During a brief visit to Washington DC, Carnie was determined to meet Montague and they ended up sitting for several hours on a park bench discussing the future of the environmental justice movement.  

It was during this meeting in 1999 that Montague predicted the emerging climate crisis would become the turning point in humanity’s relationship with the Earth.

[email protected]

 
Don Pinnock

Don is an investigative journalist, photographer and travel writer who, some time back, realised he knew little about the natural world. So he set out to discover it. This took him to five continents – including Antarctica – and resulted in six books on natural history and hundreds of articles. He has degrees in criminology, political science and African history.

His focus regarding the human-induced climate crisis is the impact it has on the living world and the fabric which connects it. Essentially, biodiversity. We are losing wild rangelands, the ocean’s life systems and avian species. His core focus is animal/human interaction, welfare and the impact of issues like trophy hunting, range limitation, animal wellbeing and governance of wild biomes.

What very often drives him is anger at the damage humans do to the planet and its species. And compassion for those who do not have a voice.

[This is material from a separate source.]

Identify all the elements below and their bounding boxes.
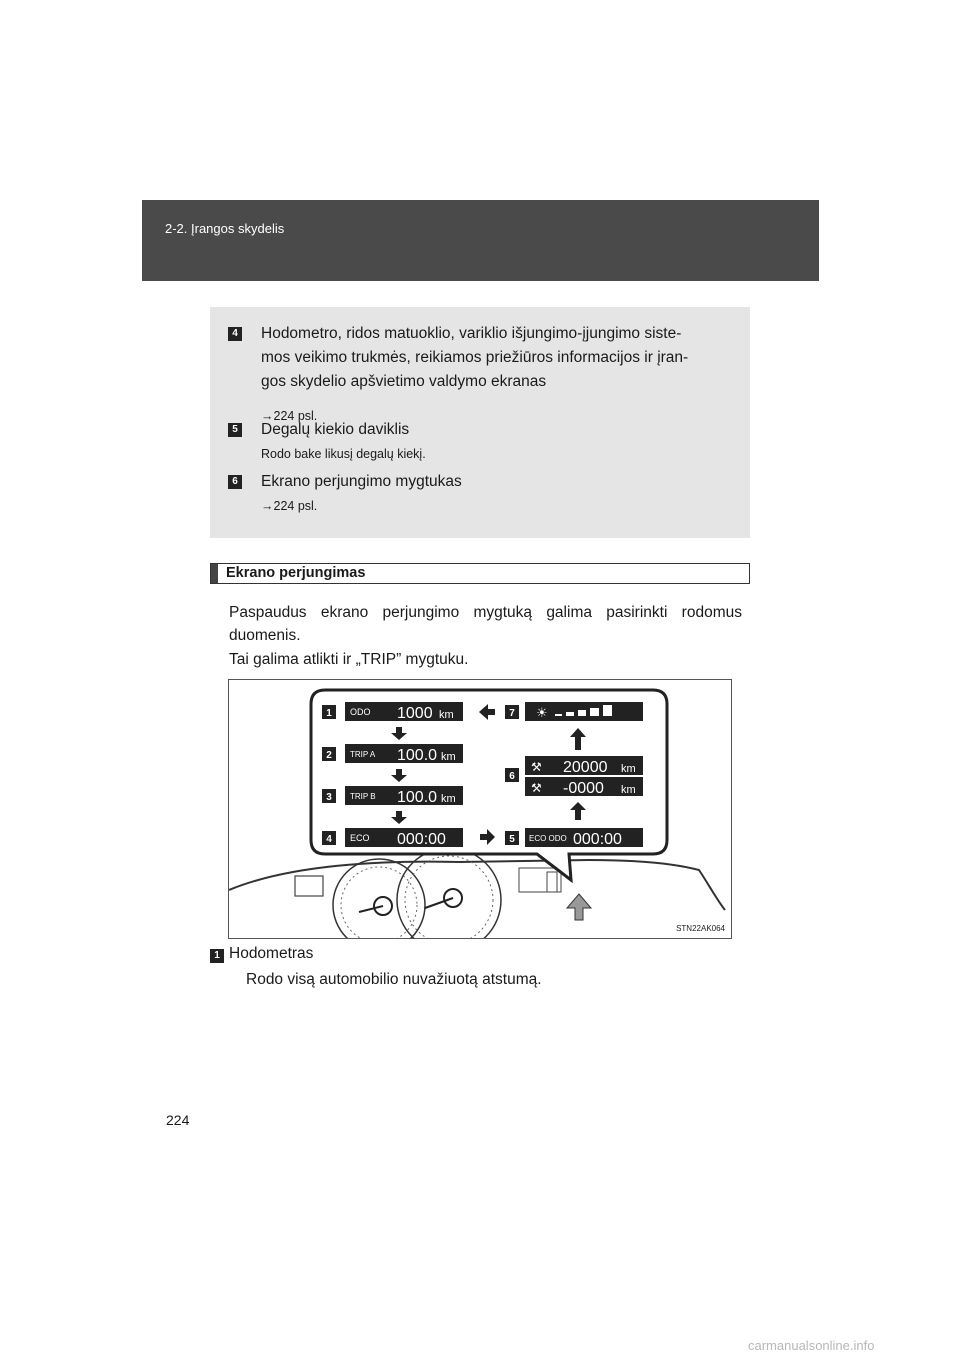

Where he can be, he is that voice.

Books include: Gang Town, which won the City Press Tafelberg Non-Fiction Award; Writing Left, a biography of the journalist Ruth First; Voices of Liberation – The Brotherhoods, Gangs, Rituals & Rites of Passage; Rainmaker, a novel shortlisted for the 2009 European Union Literary Award; Natural Selections; African Journeys; Just Add Dust; Loveletters to Africa; Blue Ice: Travels in Antarctica; The Woman who Lived in a Tree and Other Perfect Strangers; Wild as it Gets; The Last Elephants (with Colin Bell). 

Africa’s last Lions (with Colin Bell) is in process. Inside Kruger Park (with Helena Kriel) is in process.

[email protected]

 
Jillian

Jillian Green is Deputy Editor of Daily Maverick and Managing Editor of Our Burning Planet. 

Based in Johannesburg, Jillian has been part of the South African media landscape for over 20 years. Having written on a variety of topics including health, science and HIV/Aids, she now spends her days working behind the scenes leading and motivating teams of talented journalists to keep shining a light in dark places and exposing malfeasance in all its guises. 

Her work on Our Burning Planet is in part motivated by her two children aged 14 and 16 who, if the climate crisis is not arrested now, face a world too horrible to contemplate. There is no planet B for humanity.

 She believes future generations are depending on the adults today to think beyond themselves and do what’s best for those who will come after.